Действительно, подобным образом лежать на земле не позволил бы себе при обычных обстоятельствах ни один веннский мужчина. Другое дело – в бою, либо на охоте… либо в немочи.
Когда поясницу начала отпускать привычная болезненная тяжесть, Коренга приподнялся и несколько раз ловко перекувырнулся через голову, благодаря Землю за отданную ему толику силы и возвращая Ей всё, чем мог поделиться. Потом стащил с себя одежду и, оперевшись спиной о тележку, сплёл бессильные ноги почти так, как другие люди сплетают на груди руки, если не знают, куда их деть.
В этом положении Коренга мог ходить, упираясь в землю ладонями. И даже подпрыгивать, хотя, конечно, невысоко. То и другое доставляло ему необычайное удовольствие, правда, он редко его себе позволял с тех пор, как уехал из дому. Дома-то он за милую душу сновал по избе и двору, отчего ладони у него всегда были жёсткие, не подверженные мозолям и не боявшиеся заноз… В чужих людях – не то. Станут насмехаться, пальцами тыкать. Или, наоборот, жалеть, печалиться, бросаться на помощь, грустно головами качать. Коренга даже не знал, что раздражало его больше.
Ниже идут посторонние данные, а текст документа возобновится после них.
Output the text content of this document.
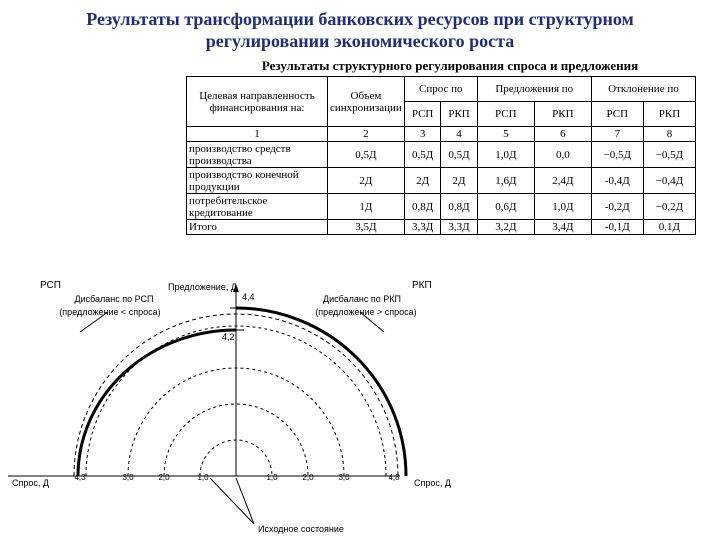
Результаты трансформации банковских ресурсов при структурном
регулировании экономического роста
Результаты структурного регулирования спроса и предложения
Целевая направленность финансирования на:	Объем синхронизации	Спрос по		Предложения по		Отклонение по	
		РСП	РКП	РСП	РКП	РСП	РКП
1	2	3	4	5	6	7	8
производство средств производства	0,5Д	0,5Д	0,5Д	1,0Д	0,0	−0,5Д	−0,5Д
производство конечной продукции	2Д	2Д	2Д	1,6Д	2,4Д	-0,4Д	−0,4Д
потребительское кредитование	1Д	0,8Д	0,8Д	0,6Д	1,0Д	-0,2Д	−0,2Д
Итого	3,5Д	3,3Д	3,3Д	3,2Д	3,4Д	-0,1Д	0,1Д
РСП	РКП
Предложение, Д
4,4
4,2
Дисбаланс по РСП
(предложение < спроса)
Дисбаланс по РКП
(предложение > спроса)
Спрос, Д	Спрос, Д
4,3	3,0	2,0	1,0	1,0	2,0	3,0	4,8
Исходное состояние
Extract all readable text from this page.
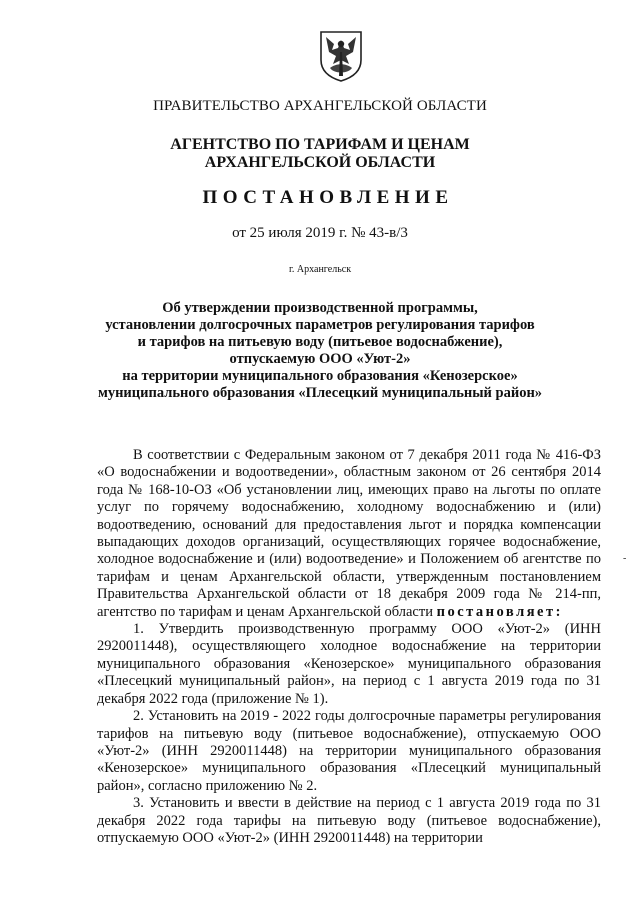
ПРАВИТЕЛЬСТВО АРХАНГЕЛЬСКОЙ ОБЛАСТИ
АГЕНТСТВО ПО ТАРИФАМ И ЦЕНАМ
АРХАНГЕЛЬСКОЙ ОБЛАСТИ
ПОСТАНОВЛЕНИЕ
от 25 июля 2019 г. № 43-в/3
г. Архангельск
Об утверждении производственной программы,
установлении долгосрочных параметров регулирования тарифов
и тарифов на питьевую воду (питьевое водоснабжение),
отпускаемую ООО «Уют-2»
на территории муниципального образования «Кенозерское»
муниципального образования «Плесецкий муниципальный район»

В соответствии с Федеральным законом от 7 декабря 2011 года № 416-ФЗ «О водоснабжении и водоотведении», областным законом от 26 сентября 2014 года № 168-10-ОЗ «Об установлении лиц, имеющих право на льготы по оплате услуг по горячему водоснабжению, холодному водоснабжению и (или) водоотведению, оснований для предоставления льгот и порядка компенсации выпадающих доходов организаций, осуществляющих горячее водоснабжение, холодное водоснабжение и (или) водоотведение» и Положением об агентстве по тарифам и ценам Архангельской области, утвержденным постановлением Правительства Архангельской области от 18 декабря 2009 года № 214-пп, агентство по тарифам и ценам Архангельской области постановляет:

1. Утвердить производственную программу ООО «Уют-2» (ИНН 2920011448), осуществляющего холодное водоснабжение на территории муниципального образования «Кенозерское» муниципального образования «Плесецкий муниципальный район», на период с 1 августа 2019 года по 31 декабря 2022 года (приложение № 1).

2. Установить на 2019 - 2022 годы долгосрочные параметры регулирования тарифов на питьевую воду (питьевое водоснабжение), отпускаемую ООО «Уют-2» (ИНН 2920011448) на территории муниципального образования «Кенозерское» муниципального образования «Плесецкий муниципальный район», согласно приложению № 2.

3. Установить и ввести в действие на период с 1 августа 2019 года по 31 декабря 2022 года тарифы на питьевую воду (питьевое водоснабжение), отпускаемую ООО «Уют-2» (ИНН 2920011448) на территории

-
Здесь, у этого озерка, за ним мало кто мог подсмотреть. За водой из стана сюда не ходили – далековато, а охотников до купания среди спасшихся от Змея было немного, может, одна Эория и нашлась.
Да… Эория…
Переставляя ладони, Коренга прошёлся по бережку туда и сюда, осмотрел со всех сторон свою тележку и, не найдя на ней повреждений, требующих немедленной починки, направился к краю воды.
Это был восточный берег озерка. Дыхание морских ветров почти всё время гнало к нему пусть маленькие, но волны. Поэтому берег падал в воду обрывчиком высотой в локоть, местами висевшим на переплетении подмытых сосновых корней. Волны были слабенькие, так что деревьям не грозило падение. Озеро было даже красиво: зеленоватая чаша, отражавшая небо и лес. Коренга заглянул в прозрачную воду и увидел славное песчаное дно, совсем такое, как в чистых речках около дома. Летом здесь будут сновать ручейники, а по их затейливым домикам заскользят тени шустрых мальков… Он взялся за изогнутый в воздухе корень далёкого родича прапрадеда Кокоры – и перекинул тело вниз.